Dubliners was written at a time when Irish nationalism was sweeping the country. Ireland had been colonized by England for hundreds of years and officially incorporated into the United Kingdom in 1800. In the 19th century, religious divisions between Protestants and Catholics as well as national sentiment led to increasing agitation for Irish home rule and even independence. This political activism culminated in rebellion in the 1910s that led to the formation of the Irish Free Sate in 1922. In its focus on the daily lives of Dublin citizens, Dubliners reflects the period’s interest in the Irish experience and nationalism. The conflict, confusion, and change experienced by the characters mirror the political unrest of Ireland more generally. In “A Painful Case,” Mr. Duffy is interested in political work but feels alienated from those pursuing it. Dubliners also exemplifies traits of Modernism, the literary movement dominating the early and mid-20th century. Modernist writers questioned conventional morality and pioneered stylistic innovations intended to reflect the disconnection and flux of the modern age. “A Painful Case” is stylistically innovative in its use of an invisible narrator, one who recedes into the background to allow the thoughts of the characters to come to the fore. This writing choice contrasts with the intrusive narrator of much 19th-century fiction, who comments on the story as if speaking for the author.

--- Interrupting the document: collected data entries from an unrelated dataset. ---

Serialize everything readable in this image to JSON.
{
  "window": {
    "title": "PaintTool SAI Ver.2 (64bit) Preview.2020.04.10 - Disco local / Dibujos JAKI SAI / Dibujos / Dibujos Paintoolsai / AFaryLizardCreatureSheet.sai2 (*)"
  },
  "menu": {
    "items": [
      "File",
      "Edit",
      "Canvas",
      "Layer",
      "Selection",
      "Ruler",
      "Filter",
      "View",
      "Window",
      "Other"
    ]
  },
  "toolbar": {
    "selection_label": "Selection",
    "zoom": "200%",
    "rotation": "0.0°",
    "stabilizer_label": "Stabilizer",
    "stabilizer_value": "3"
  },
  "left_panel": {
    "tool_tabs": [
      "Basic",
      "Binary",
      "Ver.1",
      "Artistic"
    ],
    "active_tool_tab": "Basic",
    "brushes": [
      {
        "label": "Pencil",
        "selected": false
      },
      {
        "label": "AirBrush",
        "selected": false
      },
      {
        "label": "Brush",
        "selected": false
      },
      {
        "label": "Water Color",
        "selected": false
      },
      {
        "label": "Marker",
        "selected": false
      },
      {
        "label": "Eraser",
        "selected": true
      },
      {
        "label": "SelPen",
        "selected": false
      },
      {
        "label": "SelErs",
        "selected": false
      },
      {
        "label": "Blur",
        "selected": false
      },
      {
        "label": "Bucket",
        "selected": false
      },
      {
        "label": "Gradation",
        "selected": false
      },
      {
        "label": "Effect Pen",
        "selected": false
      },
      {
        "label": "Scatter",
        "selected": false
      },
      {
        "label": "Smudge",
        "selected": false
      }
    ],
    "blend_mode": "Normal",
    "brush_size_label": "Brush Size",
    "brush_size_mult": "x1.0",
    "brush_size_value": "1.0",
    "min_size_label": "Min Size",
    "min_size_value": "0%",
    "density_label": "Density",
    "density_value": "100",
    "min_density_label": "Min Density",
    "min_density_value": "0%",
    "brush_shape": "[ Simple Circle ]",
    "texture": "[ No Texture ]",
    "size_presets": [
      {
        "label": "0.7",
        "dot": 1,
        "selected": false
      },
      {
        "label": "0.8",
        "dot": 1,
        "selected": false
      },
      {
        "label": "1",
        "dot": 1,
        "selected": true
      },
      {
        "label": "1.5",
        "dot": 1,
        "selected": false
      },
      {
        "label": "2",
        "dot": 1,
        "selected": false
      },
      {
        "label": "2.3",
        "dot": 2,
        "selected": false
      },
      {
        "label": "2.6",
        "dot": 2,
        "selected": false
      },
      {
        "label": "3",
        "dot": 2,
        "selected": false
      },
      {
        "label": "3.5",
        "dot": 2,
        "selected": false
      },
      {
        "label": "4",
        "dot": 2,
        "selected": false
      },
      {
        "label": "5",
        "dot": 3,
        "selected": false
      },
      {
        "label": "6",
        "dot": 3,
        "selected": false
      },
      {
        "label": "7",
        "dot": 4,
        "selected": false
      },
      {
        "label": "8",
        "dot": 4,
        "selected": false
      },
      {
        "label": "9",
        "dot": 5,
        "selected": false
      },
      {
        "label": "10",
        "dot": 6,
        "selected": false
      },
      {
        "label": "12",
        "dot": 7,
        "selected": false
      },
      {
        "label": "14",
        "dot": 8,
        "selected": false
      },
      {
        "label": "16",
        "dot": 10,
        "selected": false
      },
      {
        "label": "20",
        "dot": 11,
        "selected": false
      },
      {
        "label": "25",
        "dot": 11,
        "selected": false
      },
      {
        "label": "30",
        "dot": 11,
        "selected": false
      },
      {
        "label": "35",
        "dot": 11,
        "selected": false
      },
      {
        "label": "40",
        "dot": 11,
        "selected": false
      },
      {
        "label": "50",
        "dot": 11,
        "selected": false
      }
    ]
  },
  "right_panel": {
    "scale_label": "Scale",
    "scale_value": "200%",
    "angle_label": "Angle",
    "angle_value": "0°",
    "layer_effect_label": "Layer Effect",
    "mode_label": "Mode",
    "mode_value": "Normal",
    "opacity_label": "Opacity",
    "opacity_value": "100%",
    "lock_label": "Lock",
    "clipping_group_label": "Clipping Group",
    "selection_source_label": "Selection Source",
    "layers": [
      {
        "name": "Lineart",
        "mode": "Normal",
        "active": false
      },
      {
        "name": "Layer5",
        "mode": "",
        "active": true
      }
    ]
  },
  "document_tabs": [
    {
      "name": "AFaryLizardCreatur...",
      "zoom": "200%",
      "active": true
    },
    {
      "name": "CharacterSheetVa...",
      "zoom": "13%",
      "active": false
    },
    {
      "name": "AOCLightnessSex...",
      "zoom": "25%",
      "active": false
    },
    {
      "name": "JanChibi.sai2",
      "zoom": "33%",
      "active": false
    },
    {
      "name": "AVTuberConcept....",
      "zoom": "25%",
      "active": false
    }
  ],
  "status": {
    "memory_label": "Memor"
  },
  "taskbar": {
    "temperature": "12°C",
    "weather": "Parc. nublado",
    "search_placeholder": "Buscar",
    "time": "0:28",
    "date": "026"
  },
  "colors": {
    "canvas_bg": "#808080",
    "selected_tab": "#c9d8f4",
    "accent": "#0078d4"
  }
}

Other Books Related to A Painful Case

“A Painful Case” is the eleventh story in Joyce’s collection of 15 short stories, Dubliners. These stories portray the lives of working class and middle-class people in Dublin in the early 1900s, subject matter that can be seen as a predecessor to the “kitchen sink realism” of the mid-20th century. This British artistic movement portrayed ordinary people disillusioned with modern society, often focusing on the struggles of the working-class much like those in Joyce's works. Well-known kitchen sink works include John Osborne's Look Back in Anger and Shelagh Delaney's A Taste of Honey. Like Dubliners, Joyce’s other early work Portrait of the Artist as a Young Man was fairly conventional in its writing style. However, in both there are subtle examples of the experimental styles that would characterize his later novels, Ulysses and Finnegans Wake. Experimenting with form and narrative was quintessential to literary Modernism—like Joyce, other Modernist writers such as Virginia Woolf (To the Lighthouse), T.S. Eliot (The Waste Land), and Gertrude Stein (Tender Buttons) utilized stream of consciousness, unconventional narrators, dense wordplay, and other avant-garde techniques to subvert traditional norms of literature.
Key Facts about A Painful Case
  • Full Title: A Painful Case
  • When Written: 1905
  • Where Written: Trieste, Italy
  • When Published: 1914
  • Literary Period: Modernism
  • Genre: Short Story
  • Setting: Dublin, Ireland
  • Climax: Mr. Duffy learns of Mrs. Sinico’s death and realizes that he is utterly alone.
  • Antagonist: Mrs. Sinico
  • Point of View: Third Person

Extra Credit for A Painful Case

Far from Home. Joyce lived in self-imposed exile from Ireland, residing in Italy, France, and Switzerland for most of his life. However, all his writings are set in Ireland, and many of his characters are similar to friends, family members and acquaintances he knew there.

Bloody Compromise. Dubliners was notoriously difficult to get published. Begun in 1905, it was not published in full until 1914, including stories written in the interim. Joyce submitted the book to 15 different publishers and had to promise to revise parts of it (including removing the word “bloody,” regarded by one publisher as obscene).